Hi everyone! We’ve been exploring a SAR Matrix analysis for the Chem package and put together an interactive prototype to gather feedback before building it. The idea is to combine two things Datagrok already has, Matched Molecular Pairs and R-Groups Analysis, into one view that organizes related compound series, colors them by potency, and proposes virtual analogs to make next.
Below is a short walkthrough of how it would work. We’d love to hear whether this would be useful in your projects and what you’d want it to do.

You start from any set of analogs with a measured activity, here a batch of kinase actives with structures and IC50 values, and Datagrok detects the molecule and numeric columns automatically. Running the analysis takes a few options: the molecule and activity columns, an activity scaling (pIC50, so substituent effects add up), how related two scaffolds must be to share a matrix (one bond keeps rows to closely related cores, ≤2 bonds groups more distant ones together), and whether to predict virtual analogs. From there it pulls the SAR out of the set on its own, rather than you defining a scaffold by hand.

The result is one matrix per group of related cores. The rows are the related scaffolds, grouped by MMP’s single-bond fragmentation; the columns are the substituents at a position, from R-Groups Analysis fragmentation; and each filled cell is a real compound shaded red to green by potency, so a trend reads at a glance down a column or across a row. Dashed cells are virtual analogs, combinations nobody has made yet, with a potency predicted by MMP’s local Free–Wilson model. Selecting any cell opens its details, including observed versus predicted potency and the core-plus-R breakdown, along with Matsy, a knowledge-based suggestion of which substituent tends to improve potency next.

Because the R-group decomposition exposes every attachment point, you can view the SAR one position at a time, R¹, R², or both. That isolates the effect of a single vector while the others are held at a reference substituent, so it is easy to see, for example, that growing R¹ steadily improves potency.

A dataset usually yields many matrices, so they are ranked to bring the most informative ones to the top. You can sort by different criteria, for example matrices rich in potent compounds, ones showing sharp activity changes, or ones with a clearly preferred substituent. The left panel lists them all, split into individual analog series and cases of SAR transfer.

SAR transfer is the case where two related series show the same substituent changes producing parallel potency trends. When that happens, a modification proven in one series can be carried over to the other with more confidence, and the virtual analogs predicted in that matrix become safer bets.
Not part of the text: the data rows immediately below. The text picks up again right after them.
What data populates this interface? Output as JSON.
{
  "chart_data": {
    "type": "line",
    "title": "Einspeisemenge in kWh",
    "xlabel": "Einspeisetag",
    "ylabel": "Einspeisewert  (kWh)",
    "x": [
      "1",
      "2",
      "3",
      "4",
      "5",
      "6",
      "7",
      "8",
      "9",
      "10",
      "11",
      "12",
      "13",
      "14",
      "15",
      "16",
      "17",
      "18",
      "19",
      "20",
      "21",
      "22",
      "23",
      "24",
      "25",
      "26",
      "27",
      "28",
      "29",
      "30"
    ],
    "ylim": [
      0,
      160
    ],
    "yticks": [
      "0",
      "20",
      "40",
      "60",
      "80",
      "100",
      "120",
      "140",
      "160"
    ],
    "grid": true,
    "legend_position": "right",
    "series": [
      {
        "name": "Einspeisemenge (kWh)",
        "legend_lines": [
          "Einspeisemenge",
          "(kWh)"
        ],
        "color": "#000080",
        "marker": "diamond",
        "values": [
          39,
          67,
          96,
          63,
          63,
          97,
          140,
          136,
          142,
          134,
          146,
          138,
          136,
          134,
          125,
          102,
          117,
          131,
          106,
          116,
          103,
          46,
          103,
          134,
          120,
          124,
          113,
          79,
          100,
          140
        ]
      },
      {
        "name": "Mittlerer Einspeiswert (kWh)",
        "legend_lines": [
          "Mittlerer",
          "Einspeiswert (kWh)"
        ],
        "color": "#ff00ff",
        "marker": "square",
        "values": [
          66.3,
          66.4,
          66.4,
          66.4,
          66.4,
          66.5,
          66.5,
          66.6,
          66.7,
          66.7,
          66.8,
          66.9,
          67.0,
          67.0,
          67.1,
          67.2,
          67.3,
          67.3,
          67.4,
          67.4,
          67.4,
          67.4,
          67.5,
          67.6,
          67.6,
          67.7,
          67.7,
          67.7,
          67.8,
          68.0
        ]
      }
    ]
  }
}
It is a quick way to borrow SAR across scaffolds instead of re-deriving it for each one.
Taken together, this makes it quick to decide what to make next by ranking the unmade virtual analogs on predicted potency, to borrow SAR across scaffolds through SAR transfer, to spot preferred substituents and activity cliffs at a glance, and to turn a hit series into a prioritized analog list without hand-building R-group tables.
This is still just a prototype, so your input genuinely shapes whether and how we build it. We’d love to know if something like this would fit into your day-to-day work, and if so, which part you’d reach for first: the matrix view itself, the virtual-analog predictions, the ranking, or SAR transfer. Is there anything you feel is missing, or that you’d want to work differently? Any and all feedback is very welcome, and we’re happy to dig into specific use cases if you have one in mind.